По пути обнаружилось, что кроме книг Терезе еще нужны нитки и чай, а Ольга вспомнила, что в доме курить нечего, а Зинь вдруг страстно возжелала купить Ольге что-нибудь приятное, дабы выразить свою безмерную благодарность… Словом, подружки пролазили по городу полдня, ужасно устали, проголодались и остановились у продовольственных лотков, чтобы купить что-нибудь перекусить. Из-за разницы во вкусах они разбрелись по разным концам перекрестка, и, едва Ольга осталась одна, к ней подвалил незнакомый господин в скромном сереньком плащике и плюшевом беретике. Соорудив из своей крысиной мордочки загадочное и торжественное лицо, он сообщил, что с Ольгой желает познакомиться один очень влиятельный деятель шоу-бизнеса, у которого к ней имеется весьма заманчивое предложение. Судя по тону, каким это было сказано, господин полагал, что осчастливил девушку на всю оставшуюся жизнь, но ответная реакция оказалась весьма далека от того, что он ожидал. Уж, наверное, этот деловенный мухомор ни за какие коврижки не подошел бы с такими речами, если бы знал, что в ответ его огреют по голове его же собственной тростью и погонят по улице, продолжая дубасить и вопя на четыре окрестных квартала:
– Зинь, посмотри скорее, это не тот самый гад, что хотел тебя в бордель продать?!
Подруги догнали Ольгу только через сотню метров, когда она запинала свою добычу в тупичок между кондитерской и мясной лавками.

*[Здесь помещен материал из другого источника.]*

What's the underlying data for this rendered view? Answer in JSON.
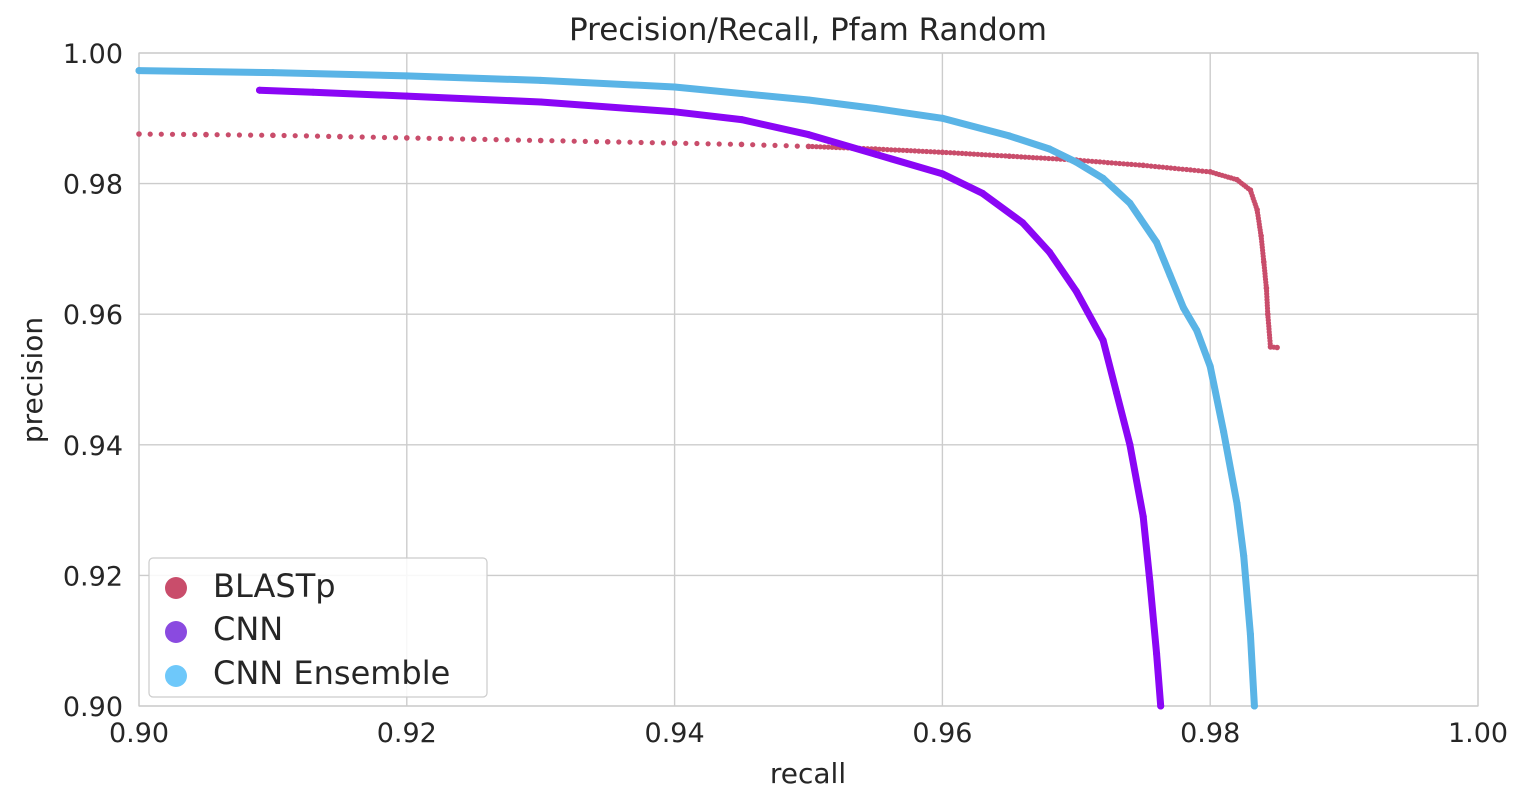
{
  "chart_data": {
    "type": "scatter",
    "title": "Precision/Recall, Pfam Random",
    "xlabel": "recall",
    "ylabel": "precision",
    "xlim": [
      0.9,
      1.0
    ],
    "ylim": [
      0.9,
      1.0
    ],
    "xticks": [
      "0.90",
      "0.92",
      "0.94",
      "0.96",
      "0.98",
      "1.00"
    ],
    "yticks": [
      "0.90",
      "0.92",
      "0.94",
      "0.96",
      "0.98",
      "1.00"
    ],
    "grid": true,
    "legend_position": "lower-left",
    "series": [
      {
        "name": "BLASTp",
        "color": "#c94d6b",
        "legend_color": "#c94d6b",
        "marker": "sparse-dots",
        "points": [
          [
            0.9,
            0.9876
          ],
          [
            0.905,
            0.9875
          ],
          [
            0.91,
            0.9874
          ],
          [
            0.915,
            0.9872
          ],
          [
            0.92,
            0.987
          ],
          [
            0.925,
            0.9868
          ],
          [
            0.93,
            0.9866
          ],
          [
            0.935,
            0.9864
          ],
          [
            0.94,
            0.9862
          ],
          [
            0.945,
            0.986
          ],
          [
            0.95,
            0.9857
          ],
          [
            0.955,
            0.9853
          ],
          [
            0.96,
            0.9848
          ],
          [
            0.965,
            0.9842
          ],
          [
            0.97,
            0.9836
          ],
          [
            0.975,
            0.9828
          ],
          [
            0.98,
            0.9818
          ],
          [
            0.982,
            0.9806
          ],
          [
            0.983,
            0.979
          ],
          [
            0.9835,
            0.976
          ],
          [
            0.9838,
            0.972
          ],
          [
            0.984,
            0.968
          ],
          [
            0.9842,
            0.964
          ],
          [
            0.9843,
            0.96
          ],
          [
            0.9845,
            0.955
          ],
          [
            0.985,
            0.9549
          ]
        ]
      },
      {
        "name": "CNN",
        "color": "#8a06f5",
        "legend_color": "#8a4ae0",
        "marker": "dense-line",
        "points": [
          [
            0.909,
            0.9943
          ],
          [
            0.913,
            0.994
          ],
          [
            0.92,
            0.9934
          ],
          [
            0.93,
            0.9925
          ],
          [
            0.94,
            0.991
          ],
          [
            0.945,
            0.9898
          ],
          [
            0.95,
            0.9875
          ],
          [
            0.955,
            0.9845
          ],
          [
            0.96,
            0.9815
          ],
          [
            0.963,
            0.9785
          ],
          [
            0.966,
            0.974
          ],
          [
            0.968,
            0.9695
          ],
          [
            0.97,
            0.9635
          ],
          [
            0.972,
            0.956
          ],
          [
            0.973,
            0.948
          ],
          [
            0.974,
            0.94
          ],
          [
            0.975,
            0.929
          ],
          [
            0.9755,
            0.919
          ],
          [
            0.976,
            0.908
          ],
          [
            0.9763,
            0.9
          ]
        ]
      },
      {
        "name": "CNN Ensemble",
        "color": "#5ab4e6",
        "legend_color": "#6ec8fa",
        "marker": "dense-line",
        "points": [
          [
            0.9,
            0.9973
          ],
          [
            0.91,
            0.997
          ],
          [
            0.92,
            0.9965
          ],
          [
            0.93,
            0.9958
          ],
          [
            0.94,
            0.9948
          ],
          [
            0.95,
            0.9928
          ],
          [
            0.955,
            0.9915
          ],
          [
            0.96,
            0.99
          ],
          [
            0.965,
            0.9873
          ],
          [
            0.968,
            0.9853
          ],
          [
            0.97,
            0.9833
          ],
          [
            0.972,
            0.9808
          ],
          [
            0.974,
            0.977
          ],
          [
            0.976,
            0.971
          ],
          [
            0.977,
            0.966
          ],
          [
            0.978,
            0.961
          ],
          [
            0.979,
            0.9575
          ],
          [
            0.98,
            0.952
          ],
          [
            0.981,
            0.942
          ],
          [
            0.982,
            0.931
          ],
          [
            0.9825,
            0.923
          ],
          [
            0.983,
            0.911
          ],
          [
            0.9833,
            0.9
          ]
        ]
      }
    ]
  }
}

Зинь рассмотрела, что все-таки не тот, и Тереза категорически потребовала не убивать, а сдать в полицию, дабы там разобрались.
– За что?! – воскликнул огорошенный таким напором господин, подхватывая беретик, который свалился во время экзекуции.
– А чтобы проверили, не из одной ли вы шайки! – Зинь вцепилась в плащ незнакомца с энтузиазмом маньяка-рыболова и всерьез собралась куда-то тащить.
Тереза внесла разумное предложение не таскать по улице упирающегося мужчину, а просто кликнуть ближайших стражей порядка. Ольге тоже пришла в голову одна логичная мысль, которая должна была бы прийти туда первой, если бы голова работала так же правильно, как у короля.
– Постойте-ка! А не окажется сейчас, что это все шуточки Жака, и не опозоримся ли мы, как дуры последние?
– Такие шуточки отдают примитивной тупостью! – возразила Зинь. – А Жак и сам не дурак, и тебя таковой не считает. Не стал бы он так шутить. Он же знает, как я на этом обожглась и как мы можем отреагировать.
Тереза ее поддержала, заявив, что Жак не стал бы подсылать к Ольге живого человека, зная, что она может с беднягой сделать. Ольга засомневалась. Пока же они решали вопрос о причастности Жака к неподобающим шуточкам, побитый господин выскользнул из плаща и дал деру, оставив на поле боя вышеупомянутый предмет одежды, а также беретик и трость.